D.1   Appendix D: Regular expression cheat sheet

Varnish uses Perl-style regular expressions, or "pcre". There are books written about the subject, but here's a small list of common tasks that you may want with Varnish.

sub vcl_recv {
        # Regular matching. Use ^ to anchor it to the beginning of the line.
        if (req.url ~ "^/html") {
                # ...
        }

        # Or $ to match the end of the line
        if (req.url ~ ".gif$") {
                # ...
        }

        # . matches any single character, * means "zero or more of the previous
        # character"
        # Combined, .* matches everything or nothing.

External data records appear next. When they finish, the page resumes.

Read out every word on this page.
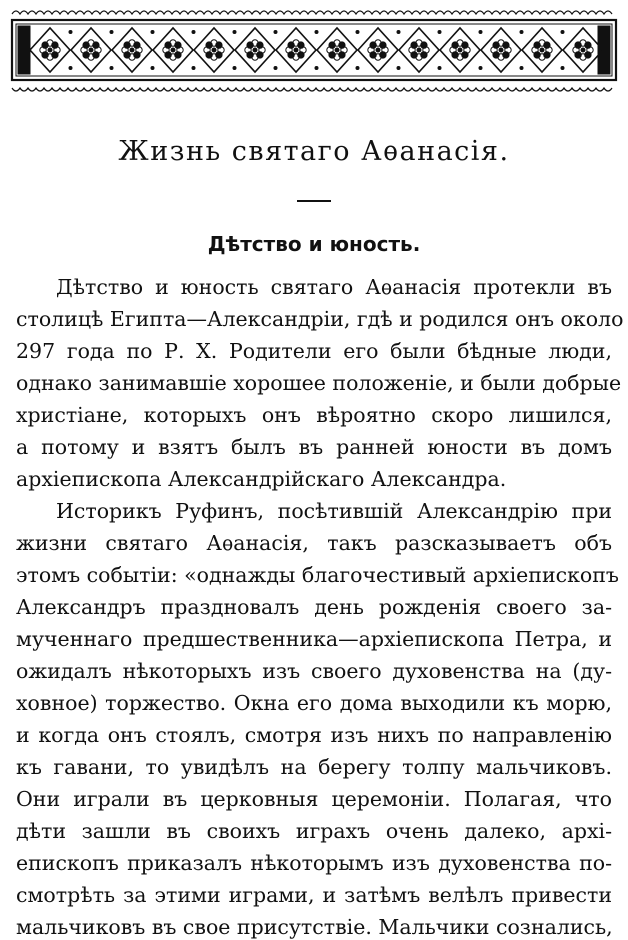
Жизнь святаго Аѳанасія.
Дѣтство и юность.
Дѣтство и юность святаго Аѳанасія протекли въ
столицѣ Египта—Александріи, гдѣ и родился онъ около
297 года по Р. Х. Родители его были бѣдные люди,
однако занимавшіе хорошее положеніе, и были добрые
христіане, которыхъ онъ вѣроятно скоро лишился,
а потому и взятъ былъ въ ранней юности въ домъ
архіепископа Александрійскаго Александра.
Историкъ Руфинъ, посѣтившій Александрію при
жизни святаго Аѳанасія, такъ разсказываетъ объ
этомъ событіи: «однажды благочестивый архіепископъ
Александръ праздновалъ день рожденія своего за-
мученнаго предшественника—архіепископа Петра, и
ожидалъ нѣкоторыхъ изъ своего духовенства на (ду-
ховное) торжество. Окна его дома выходили къ морю,
и когда онъ стоялъ, смотря изъ нихъ по направленію
къ гавани, то увидѣлъ на берегу толпу мальчиковъ.
Они играли въ церковныя церемоніи. Полагая, что
дѣти зашли въ своихъ играхъ очень далеко, архі-
епископъ приказалъ нѣкоторымъ изъ духовенства по-
смотрѣть за этими играми, и затѣмъ велѣлъ привести
мальчиковъ въ свое присутствіе. Мальчики сознались,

        if (req.url ~ "^/content/.*txt$") {
                # Matches /content/txt, /content/asfasftxt, /content/foo.txt,
                # but not /content/txt?foo=bar.
        }

        # \ can be used to "escape" the next character.
        if (req.url ~ ".html") {
             # This matches /foo.html, but also /html/blatti
             # because . is a wildcard.
        }
        if (req.url ~ "\.html") {
             # Matches /foo.html, but not /html/blatti, but does match
             # /html/blatti.html and /foo.html?foo=bar
        }

        # regsub(string,regex,replacement) to replace the content of a
        # string.
        # This creates a "X-Url" request-header that is identical to the
        # URL, but changes upper-case HTML to lowercase html.
        # The URL itself is unchanged.
        set req.http.x-url = regsub(req.url, "HTML","html");

        # Remove redundant leading www
        set req.http.host = regsub(req.http.host,"^www\.","");

        # regsuball() is identical to regsub(), but replaces ALL
        # occurences of the regular expression, not just the first.
        # This changes /foo/bar/foo/blatti to /bar/bar/bar/blatti.
        set req.url = regsuball(req.url, "foo","bar");

        # Paranthesis can be used to group logic, and | as a logical
        # "or" operator.
        if (req.url ~ "^/(html|css|img)") {
                # Matches /html, /css and /img
        }

        # You can also reference groups in regsub(), and use [] as
        # character-classes. A character class is a list of characters.
        # If it starts with ^, it matches any characters EXCEPT the ones
        # listed.

        # The following extracts the "magic" get-argument from a URL and
        # puts it into a request header called "x-magic".
        # It does this by first ensuring we've passed the question-mark,
        # then skipping all characters up until "magic=", then starting
        # a group using paranthesis. The content of the group is one or
        # more of any character except &.
        # + acts just like * , but where * means "0 or more", + means "1
        # or more"
        set req.http.x-magic = regsub(req.url, "\?.*magic=([^&]+)","\1");
}